Patient controlled analgesia (PCA) can be used effectively in emergency department patients dealing with moderate or severe pain, according to results of the Pain Solutions in the Emergency Setting (PASTIES) studies (here and here).
The trials showed significant improvement in pain control in patients with nontraumatic abdominal pain who received PCA over nurse titrated analgesia, and a small but not statistically significant improvement in pain control in trauma patients.
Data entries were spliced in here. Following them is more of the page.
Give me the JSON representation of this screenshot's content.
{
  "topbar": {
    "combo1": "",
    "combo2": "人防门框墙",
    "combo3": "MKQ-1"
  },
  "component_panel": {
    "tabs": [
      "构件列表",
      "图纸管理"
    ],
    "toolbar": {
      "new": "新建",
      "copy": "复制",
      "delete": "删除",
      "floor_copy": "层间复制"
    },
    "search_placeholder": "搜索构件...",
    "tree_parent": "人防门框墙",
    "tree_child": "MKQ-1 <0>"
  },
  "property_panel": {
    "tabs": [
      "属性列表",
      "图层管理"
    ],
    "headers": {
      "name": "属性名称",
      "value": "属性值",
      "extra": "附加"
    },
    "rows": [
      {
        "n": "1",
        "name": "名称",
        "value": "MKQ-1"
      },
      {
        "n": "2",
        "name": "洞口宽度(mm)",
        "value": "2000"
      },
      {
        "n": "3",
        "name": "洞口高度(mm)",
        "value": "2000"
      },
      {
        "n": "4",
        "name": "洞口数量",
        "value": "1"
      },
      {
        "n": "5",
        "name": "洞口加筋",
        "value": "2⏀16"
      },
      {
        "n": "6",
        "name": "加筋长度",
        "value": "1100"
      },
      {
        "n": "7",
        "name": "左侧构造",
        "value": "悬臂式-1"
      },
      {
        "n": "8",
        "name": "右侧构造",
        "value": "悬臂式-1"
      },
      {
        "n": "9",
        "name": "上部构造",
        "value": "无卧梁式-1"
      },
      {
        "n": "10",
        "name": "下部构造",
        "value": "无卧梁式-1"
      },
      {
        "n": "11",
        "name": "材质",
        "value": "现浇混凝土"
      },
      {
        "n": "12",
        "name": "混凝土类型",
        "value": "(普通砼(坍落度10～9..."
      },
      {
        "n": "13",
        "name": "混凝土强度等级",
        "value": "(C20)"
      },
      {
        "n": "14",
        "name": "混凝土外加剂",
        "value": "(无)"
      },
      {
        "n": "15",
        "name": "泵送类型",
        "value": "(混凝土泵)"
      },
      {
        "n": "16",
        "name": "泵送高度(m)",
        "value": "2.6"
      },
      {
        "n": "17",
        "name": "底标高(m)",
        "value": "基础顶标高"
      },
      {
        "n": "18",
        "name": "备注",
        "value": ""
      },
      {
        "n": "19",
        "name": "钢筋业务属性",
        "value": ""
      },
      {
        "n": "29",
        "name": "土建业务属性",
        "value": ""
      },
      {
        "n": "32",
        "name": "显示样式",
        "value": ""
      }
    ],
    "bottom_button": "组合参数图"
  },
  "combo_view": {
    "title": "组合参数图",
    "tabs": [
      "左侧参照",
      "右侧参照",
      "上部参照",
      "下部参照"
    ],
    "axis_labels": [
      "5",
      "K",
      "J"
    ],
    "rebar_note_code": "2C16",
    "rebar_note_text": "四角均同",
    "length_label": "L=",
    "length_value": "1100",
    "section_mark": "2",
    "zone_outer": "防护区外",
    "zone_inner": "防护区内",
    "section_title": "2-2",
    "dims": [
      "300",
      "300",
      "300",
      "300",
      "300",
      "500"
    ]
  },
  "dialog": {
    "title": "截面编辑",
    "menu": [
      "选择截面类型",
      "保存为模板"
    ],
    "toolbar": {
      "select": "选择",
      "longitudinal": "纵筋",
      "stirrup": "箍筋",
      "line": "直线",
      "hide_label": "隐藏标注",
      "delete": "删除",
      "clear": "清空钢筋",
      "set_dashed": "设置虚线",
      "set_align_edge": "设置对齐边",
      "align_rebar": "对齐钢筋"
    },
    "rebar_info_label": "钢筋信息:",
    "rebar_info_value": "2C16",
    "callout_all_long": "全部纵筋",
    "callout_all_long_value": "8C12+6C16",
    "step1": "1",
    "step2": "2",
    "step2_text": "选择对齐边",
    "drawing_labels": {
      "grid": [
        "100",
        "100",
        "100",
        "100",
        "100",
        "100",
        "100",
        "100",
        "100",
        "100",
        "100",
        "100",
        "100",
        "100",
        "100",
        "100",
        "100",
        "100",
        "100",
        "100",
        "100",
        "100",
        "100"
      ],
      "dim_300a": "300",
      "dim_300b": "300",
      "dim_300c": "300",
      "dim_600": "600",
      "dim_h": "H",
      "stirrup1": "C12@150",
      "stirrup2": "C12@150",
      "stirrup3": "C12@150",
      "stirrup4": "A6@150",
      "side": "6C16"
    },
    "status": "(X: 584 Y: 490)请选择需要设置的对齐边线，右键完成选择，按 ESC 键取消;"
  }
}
Patients who received PCA were much more satisfied with their care.
“Patient controlled analgesia is used to good effect in other areas of the hospital, but not typically in emergency patients,” Jason E. Smith, MBBS, MSc, consultant in emergency medicine at Derriford Hospital in Plymouth, United Kingdom, told Reuters Health by email.
The U.K.-based PASTIES research team conducted two pragmatic, multicenter parallel group randomized controlled trials, enrolling 200 adults with acute nontraumatic abdominal pain in one study and 200 adults with acute traumatic injury in the other study.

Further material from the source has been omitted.